He added that his car’s strength through two flat-out sections of the final sector had given him belief.
“For once we have quite decent top speed this year — so I think that’s quite good around here, but it won’t be easy to pass,” Verstappen said. “At least the track, the last few corners, they’re a bit wide and long so you can do a few different lines.
“But it’s all going to anyway depend on, firstly, if you have the pace to follow and second, of course, tyre degradation.”
Verstappen’s teammate Alex Albon recovered from a rough trot to qualify fourth fastest, ensuring both Red Bull cars start in the top-four for the first time since the season-opener.
The positive development comes after Hamilton suggested last month Red Bull was missing Daniel Ricciardo — who quit at the end of 2018 — because Verstappen was being forced to carry too much of the load on his own shoulders without enough help from Albon.
But Red Bull boss Christian Horner was full of praise for Albon after he bounced into the second row of the grid.

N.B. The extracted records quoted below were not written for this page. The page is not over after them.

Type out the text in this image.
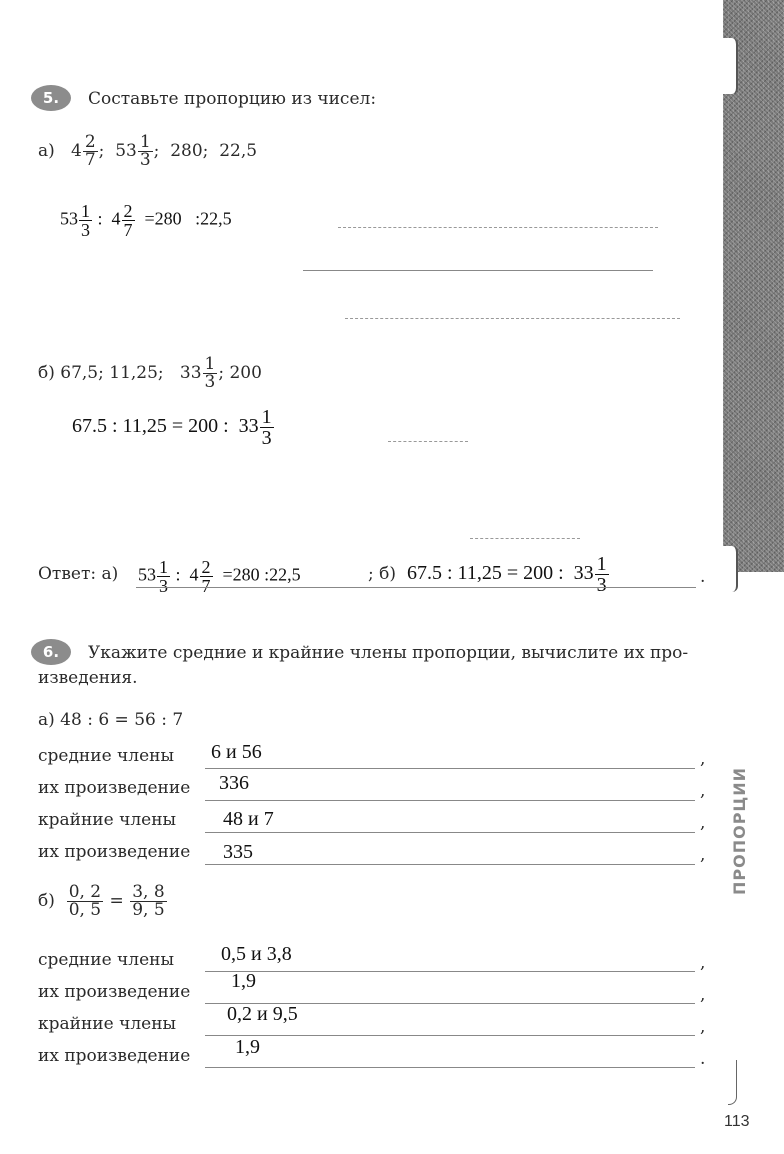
ПРОПОРЦИИ
5.	Составьте пропорцию из чисел:
а) $4 \frac{2}{7}$ ; $53 \frac{1}{3}$ ; 280; 22,5
$53 \frac{1}{3}$ : $4 \frac{2}{7} =280$ :22,5
б) 67,5; 11,25; $33 \frac{1}{3}$ ; 200
67.5 : 11,25 = 200 : $33 \frac{1}{3}$
Ответ: а) $53 \frac{1}{3}$ : $4 \frac{2}{7} =280$ :22,5	; б) 67.5 : 11,25 = 200 : $33 \frac{1}{3}$	.
6.	Укажите средние и крайние члены пропорции, вычислите их про-
изведения.
а) 48 : 6 = 56 : 7
средние члены 6 и 56	,
их произведение 336	,
крайние члены 48 и 7	,
их произведение 335	,
$б) \frac{0, 2}{0, 5} = \frac{3, 8}{9, 5}$
средние члены 0,5 и 3,8	,
их произведение 1,9
,
крайние члены	0,2 и 9,5
,
их произведение 1,9
.
113
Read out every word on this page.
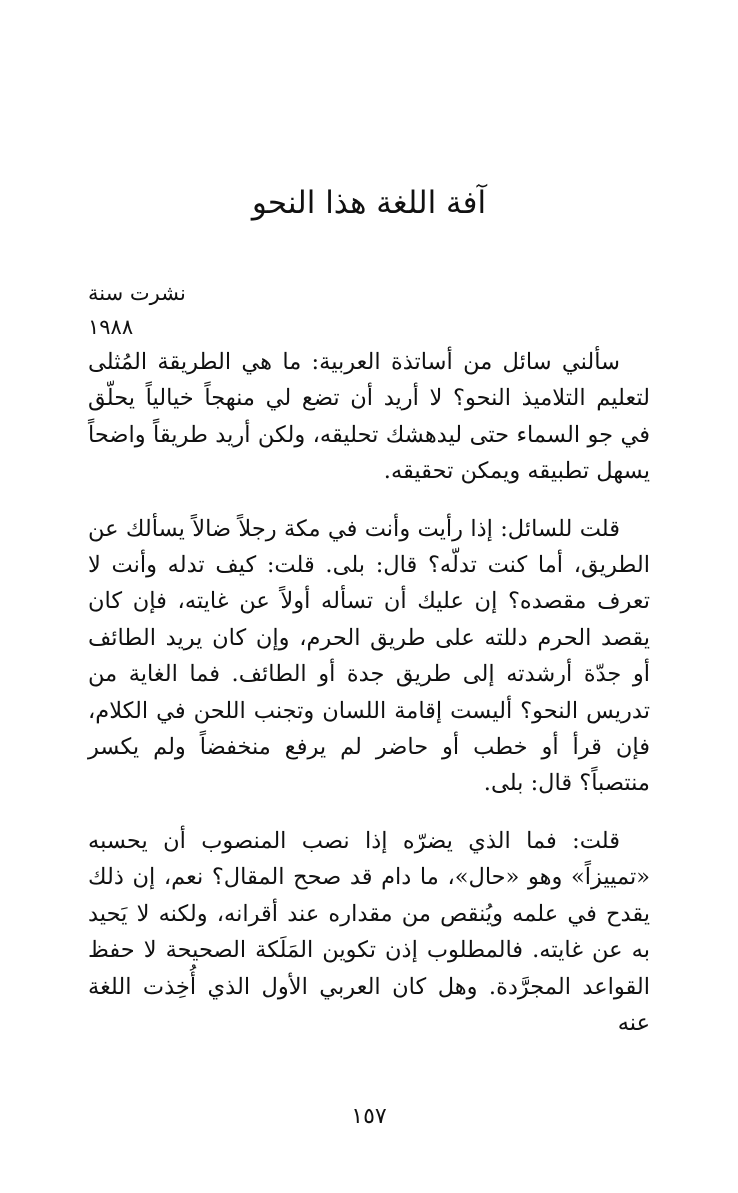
آفة اللغة هذا النحو

نشرت سنة ١٩٨٨

سألني سائل من أساتذة العربية: ما هي الطريقة المُثلى لتعليم التلاميذ النحو؟ لا أريد أن تضع لي منهجاً خيالياً يحلّق في جو السماء حتى ليدهشك تحليقه، ولكن أريد طريقاً واضحاً يسهل تطبيقه ويمكن تحقيقه.

قلت للسائل: إذا رأيت وأنت في مكة رجلاً ضالاً يسألك عن الطريق، أما كنت تدلّه؟ قال: بلى. قلت: كيف تدله وأنت لا تعرف مقصده؟ إن عليك أن تسأله أولاً عن غايته، فإن كان يقصد الحرم دللته على طريق الحرم، وإن كان يريد الطائف أو جدّة أرشدته إلى طريق جدة أو الطائف. فما الغاية من تدريس النحو؟ أليست إقامة اللسان وتجنب اللحن في الكلام، فإن قرأ أو خطب أو حاضر لم يرفع منخفضاً ولم يكسر منتصباً؟ قال: بلى.

قلت: فما الذي يضرّه إذا نصب المنصوب أن يحسبه «تمييزاً» وهو «حال»، ما دام قد صحح المقال؟ نعم، إن ذلك يقدح في علمه ويُنقص من مقداره عند أقرانه، ولكنه لا يَحيد به عن غايته. فالمطلوب إذن تكوين المَلَكة الصحيحة لا حفظ القواعد المجرَّدة. وهل كان العربي الأول الذي أُخِذت اللغة عنه

١٥٧
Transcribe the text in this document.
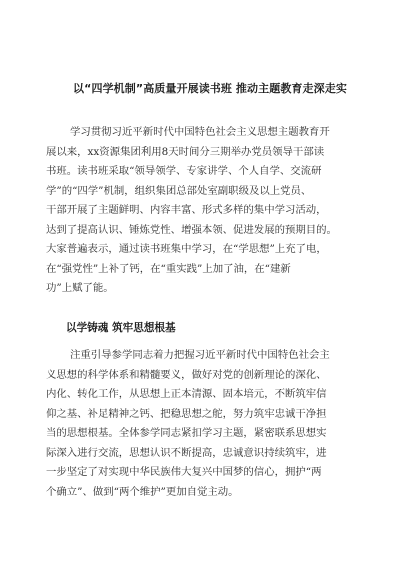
以“四学机制”高质量开展读书班 推动主题教育走深走实
学习贯彻习近平新时代中国特色社会主义思想主题教育开
展以来，xx资源集团利用8天时间分三期举办党员领导干部读
书班。读书班采取“领导领学、专家讲学、个人自学、交流研
学”的“四学”机制，组织集团总部处室副职级及以上党员、
干部开展了主题鲜明、内容丰富、形式多样的集中学习活动，
达到了提高认识、锤炼党性、增强本领、促进发展的预期目的。
大家普遍表示，通过读书班集中学习，在“学思想”上充了电，
在“强党性”上补了钙，在“重实践”上加了油，在“建新
功”上赋了能。
以学铸魂 筑牢思想根基
注重引导参学同志着力把握习近平新时代中国特色社会主
义思想的科学体系和精髓要义，做好对党的创新理论的深化、
内化、转化工作，从思想上正本清源、固本培元，不断筑牢信
仰之基、补足精神之钙、把稳思想之舵，努力筑牢忠诚干净担
当的思想根基。全体参学同志紧扣学习主题，紧密联系思想实
际深入进行交流，思想认识不断提高，忠诚意识持续筑牢，进
一步坚定了对实现中华民族伟大复兴中国梦的信心，拥护“两
个确立”、做到“两个维护”更加自觉主动。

“It’s great that both the guys have qualified up there, particularly for Alex,” Horner said. “It’s been tricky for him because actually the last couple of weeks, both Spa and Monza, he has been getting closer and closer.
“He’s put a good weekend together here so far, a good qualifying, and we know he can race well. So hopefully he’ll be able to go with that pack and then that does give you options. Mercedes can’t cover everything.”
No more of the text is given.